C’est l’histoire d’un article contenant des révélations exclusives sur de nouvelles poursuites ciblant le chanteur Saad Lamjarred, qui a laissé une ardoise évaluée à 200 000 € par la société organisatrice du concert annulé. L’information a été publiée samedi en exclusivité sur Yabiladi. Il n’aura fallu que quelques heures pour la voir reprise sans aucune mention de la source par plusieurs sites arabophones (on a malheureusement l’habitude) et surtout par les sites des télévisions telle que TéléMaroc, dirigée par Rachid Niny, ainsi que la non moins respectable chaîne paneuropéenne Euronews.
Interpelés poliment sur Twitter, ces médias n’ont pas daigné répondre, préférant ignorer le plagiat éhonté. Ce comportement est symptomatique du mal qui est entrain de condamner une presse en ligne balbutiante au Maroc. Baignant dans le marigot des sites à scandales, il est déjà difficile de résister, lorsqu’on tente d’informer de manière sérieuse et professionnelle.
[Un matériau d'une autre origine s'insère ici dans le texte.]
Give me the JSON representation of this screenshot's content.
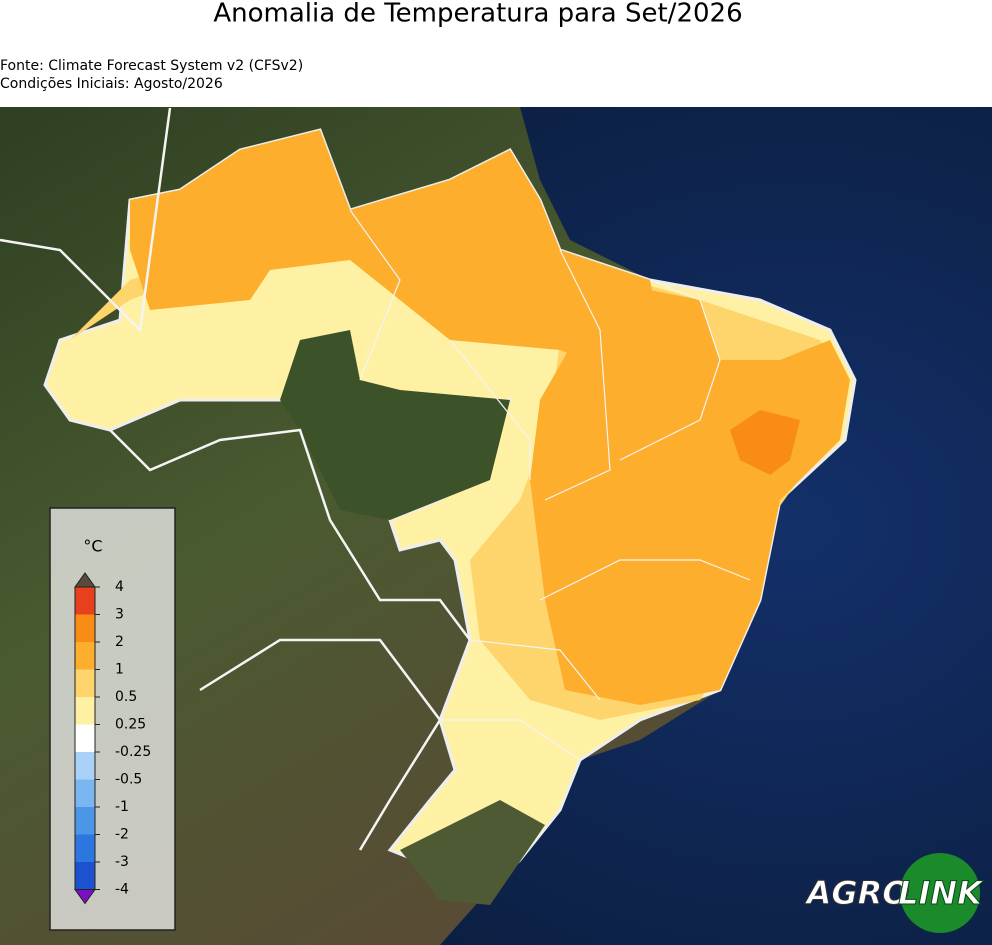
{
  "header": {
    "title": "Anomalia de Temperatura para Set/2026",
    "source": "Fonte: Climate Forecast System v2 (CFSv2)",
    "initial_conditions": "Condições Iniciais: Agosto/2026"
  },
  "colorbar": {
    "unit": "°C",
    "ticks": [
      4,
      3,
      2,
      1,
      0.5,
      0.25,
      -0.25,
      -0.5,
      -1,
      -2,
      -3,
      -4
    ],
    "colors": [
      "#e8401c",
      "#f98c14",
      "#fdae2c",
      "#fed46c",
      "#fff1a4",
      "#ffffff",
      "#aad2f8",
      "#7ab6f0",
      "#4c96e8",
      "#2c76e0",
      "#1c52d0"
    ],
    "over_color": "#5a4a3a",
    "under_color": "#7a10c0"
  },
  "logo": {
    "left": "AGRO",
    "right": "LINK"
  }
}
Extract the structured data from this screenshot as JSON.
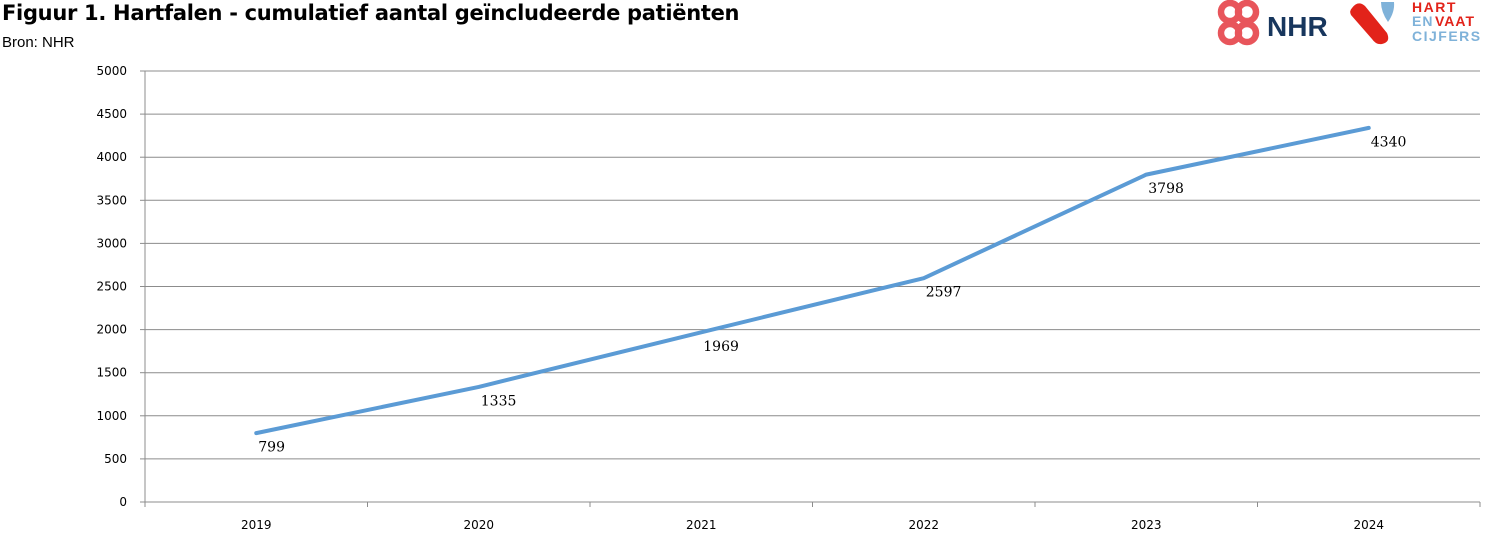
{
  "header": {
    "title": "Figuur 1. Hartfalen - cumulatief aantal geïncludeerde patiënten",
    "source": "Bron: NHR"
  },
  "logos": {
    "nhr_text": "NHR",
    "hv_line1": "HART",
    "hv_line2a": "EN",
    "hv_line2b": "VAAT",
    "hv_line3": "CIJFERS",
    "colors": {
      "nhr_red": "#e8555b",
      "nhr_navy": "#17365d",
      "hv_red": "#e2231a",
      "hv_blue": "#7fb2d9",
      "hv_text_red": "#e2231a",
      "hv_text_blue": "#7fb2d9"
    }
  },
  "chart_data": {
    "type": "line",
    "title": "",
    "xlabel": "",
    "ylabel": "",
    "categories": [
      "2019",
      "2020",
      "2021",
      "2022",
      "2023",
      "2024"
    ],
    "series": [
      {
        "values": [
          799,
          1335,
          1969,
          2597,
          3798,
          4340
        ],
        "color": "#5b9bd5"
      }
    ],
    "ylim": [
      0,
      5000
    ],
    "yticks": [
      0,
      500,
      1000,
      1500,
      2000,
      2500,
      3000,
      3500,
      4000,
      4500,
      5000
    ],
    "grid": true,
    "data_labels": true,
    "legend": "none"
  }
}
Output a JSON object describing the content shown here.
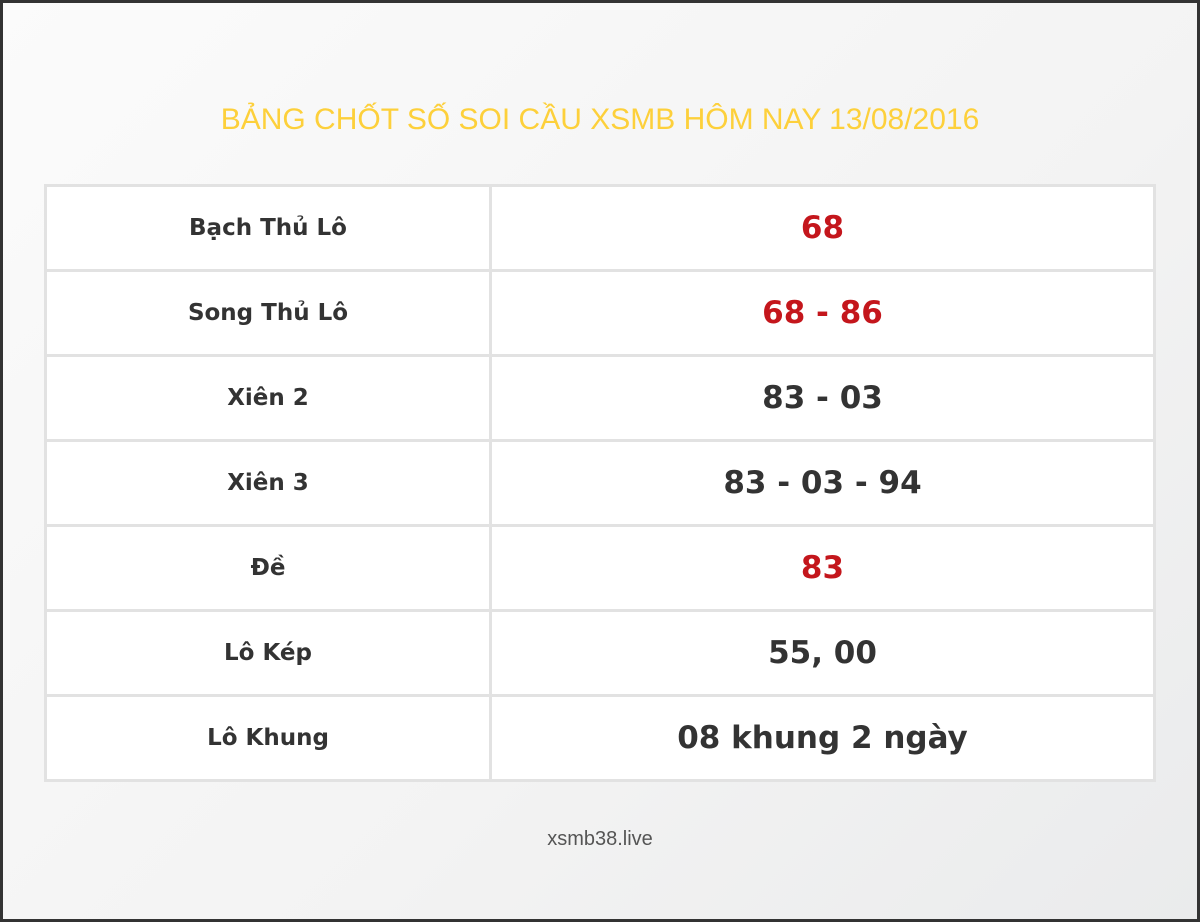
{
  "title": "BẢNG CHỐT SỐ SOI CẦU XSMB HÔM NAY 13/08/2016",
  "highlight_color": "#c4161c",
  "title_color": "#fdd03b",
  "rows": [
    {
      "label": "Bạch Thủ Lô",
      "value": "68",
      "highlight": true
    },
    {
      "label": "Song Thủ Lô",
      "value": "68 - 86",
      "highlight": true
    },
    {
      "label": "Xiên 2",
      "value": "83 - 03",
      "highlight": false
    },
    {
      "label": "Xiên 3",
      "value": "83 - 03 - 94",
      "highlight": false
    },
    {
      "label": "Đề",
      "value": "83",
      "highlight": true
    },
    {
      "label": "Lô Kép",
      "value": "55, 00",
      "highlight": false
    },
    {
      "label": "Lô Khung",
      "value": "08 khung 2 ngày",
      "highlight": false
    }
  ],
  "footer": "xsmb38.live"
}
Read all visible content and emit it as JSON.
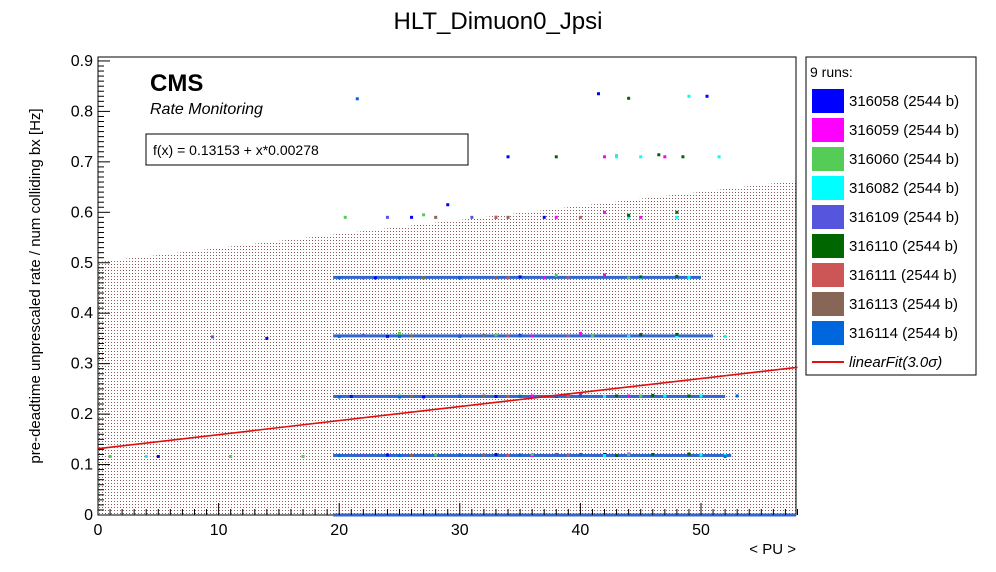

Plagiés par nos confrères de la presse digitale, pillés par la presse papier qui se meurt, voilà donc que des chaînes télévisées s’y mettent.
Télé-château & Roulotte-News
Le long et fastidieux travail d’enquête est ainsi spolié en 10 minutes par ceux qui, à coup de millions, ont construit leurs châteaux médiatiques. Que diraient ces seigneurs de TéléMaroc et d’Euronews si le contenu vidéo de leur chaîne était repris par tous les sites qui auront préalablement collé leur logo au dessus du nom de la chaîne ? «Au voleur !», s’écrieraient-ils en chœur.
Tout ceci m’interroge grandement sur l’utilité d’investir dans un contenu informatif, lorsqu’il est si simple de faire comme les autres. Ce nivellement par le bas du contenu des supports et cet appauvrissement de l’information condamnent petits comme grands médias. Pire encore, les deux chaines reprennent une information traitant de nouvelles poursuites judiciaires contre Saad Lamjarred, sans citer de source et sans avoir vérifié ces faits. En clair, ils n’ont aucune preuve de ce qu’ils racontent dans leurs articles et n’ont même pas pris la peine d’appeler la gérante de la société Cairo By Night, qui est la partie plaignante. C’est dire la rigueur et le professionnalisme de ces télévisions.
Le grand public peut ne voir dans le plagiat un «simple» problème de propriété intellectuelle entre journalistes, ou pire une affaire d’égo. Pourtant, les enjeux en matière d’information sont bien plus grands et impactent la crédibilité de ce qu’ils lisent, même si cela vient de grands châteaux médiatiques.
Ce billet a valeur de trace pour rendre hommage aux romanichels venus squatter la pelouse des seigneurs.